L'écrivain et dramaturge Marcel Dubé, qui a écrit pour la radio, la télévision et la scène, dont Un simple soldat, est décédé.

Marcel Dubé a signé plus de 300 oeuvres, dont une vingtaine de téléthéâtres (Le monde de Marcel Dubé), une trentaine de pièces ainsi que trois émissions, La côte de sable, De 9 à 5 et La vie promise, diffusées à Radio-Canada.

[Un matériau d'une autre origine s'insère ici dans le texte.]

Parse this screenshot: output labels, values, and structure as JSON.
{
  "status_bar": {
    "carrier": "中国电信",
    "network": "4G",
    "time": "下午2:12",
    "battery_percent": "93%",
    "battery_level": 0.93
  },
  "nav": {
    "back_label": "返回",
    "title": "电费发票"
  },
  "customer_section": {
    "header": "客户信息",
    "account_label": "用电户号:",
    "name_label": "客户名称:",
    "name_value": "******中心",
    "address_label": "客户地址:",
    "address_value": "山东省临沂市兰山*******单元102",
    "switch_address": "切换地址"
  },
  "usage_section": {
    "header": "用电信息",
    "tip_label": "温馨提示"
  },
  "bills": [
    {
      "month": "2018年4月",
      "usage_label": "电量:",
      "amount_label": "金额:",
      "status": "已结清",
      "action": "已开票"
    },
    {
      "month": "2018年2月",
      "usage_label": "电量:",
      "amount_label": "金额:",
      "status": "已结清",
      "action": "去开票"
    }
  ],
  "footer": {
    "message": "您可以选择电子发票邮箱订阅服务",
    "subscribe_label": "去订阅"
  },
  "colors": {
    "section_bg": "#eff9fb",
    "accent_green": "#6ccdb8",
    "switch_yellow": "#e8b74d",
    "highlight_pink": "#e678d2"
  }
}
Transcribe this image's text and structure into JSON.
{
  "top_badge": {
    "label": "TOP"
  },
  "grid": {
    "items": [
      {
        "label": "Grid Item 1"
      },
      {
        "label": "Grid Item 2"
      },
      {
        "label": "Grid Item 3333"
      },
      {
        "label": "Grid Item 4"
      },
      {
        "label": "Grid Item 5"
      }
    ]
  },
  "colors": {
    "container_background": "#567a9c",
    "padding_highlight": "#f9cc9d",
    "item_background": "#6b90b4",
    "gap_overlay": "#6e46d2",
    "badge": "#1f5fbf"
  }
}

Un simple soldat figure au nombre de ses textes les plus marquants. Classique de la dramaturgie québécoise, Un simple soldat, qui raconte l'histoire d'un soldat démobilisé avant d'avoir pu combattre à la Seconde Guerre mondiale, a été écrit et présenté sous la forme d'un téléthéâtre en 1957, avant d'être monté au théâtre l'année suivante.

Un des auteurs québécois les plus prolifiques des années 50 et 60, Marcel Dubé a marqué toute une génération de téléspectateurs avec ses téléthéâtres. C'est en 1952, avec sa pièce De l'autre côté du mur, que Marcel Dubé connaît son premier succès.

Ce n'est toutefois que l'année suivante, avec Zone, que le dramaturge se fait véritablement connaître. La pièce remporte le Grand Prix du défunt Festival national d'art dramatique. Déjà à cette époque, l'univers de Marcel Dubé est campé dans un milieu populaire, comme celui où il a grandi.

À une époque où les théâtres québécois présentaient surtout les grandes pièces du répertoire français, Marcel Dubé contribue à l'émergence d'une dramaturgie québécoise. Il a notamment signé les pièces Bilan (1960), Zone (1953), Florence (1956), Au retour des oies blanches (1966) et Le temps des lilas (1958). Ses thèmes de prédilection sont la famille, la religion et l'échec.

À la fin des années 60, Marcel Dubé commence à décrire un nouvel univers, celui de la bourgeoisie. Un milieu qu'il dépeint sans pitié : un monde fait d'ennui, de désillusions et de trahisons.

Mais en 1968, l'arrivée de nouveaux dramaturges, comme Michel Tremblay, le relègue au second plan. Marcel Dubé sera ensuite affaibli par une longue maladie.

Après avoir passé de nombreuses années dans l'oubli, le milieu théâtral lui a rendu hommage au milieu des années 90.

Marcel Dubé a agi à titre de président du Conseil de la langue française. Il a obtenu en 2005 le Prix du Gouverneur général du Canada pour les arts de la scène.

Le dramaturge a été fait Officier de l'Ordre national du Québec en 1993.

Albert Millaire pleure le « Tennessee William québécois ».

S'exprimant sur les ondes d'Ici RDI, le comédien et metteur en scène Albert Millaire s'est dit attristé par la mort de ce grand dramaturge qui était aussi son ami. « C'est tout un grand pan de notre histoire dramatique qui fout le camp », s'est-il exclamé, soulignant que Marcel Dubé a fait figure de pionnier.

« Il a beaucoup souffert », rappelle-t-il, ajoutant qu'il avait transmis cette souffrance et sa « sensibilité extraordinaire » dans ses écrits.

M. Millaire, qui fréquentait à une époque les théâtres de New York voyait une parenté avec les écrits de Marcel Dubé. « Je me disais : "c'est formidable! Marcel ressemble à l'Amérique. C'est un auteur américain, tout en étant un auteur montréalais. »

« Pour moi, il était notre Tennessee William québécois », résume-t-il.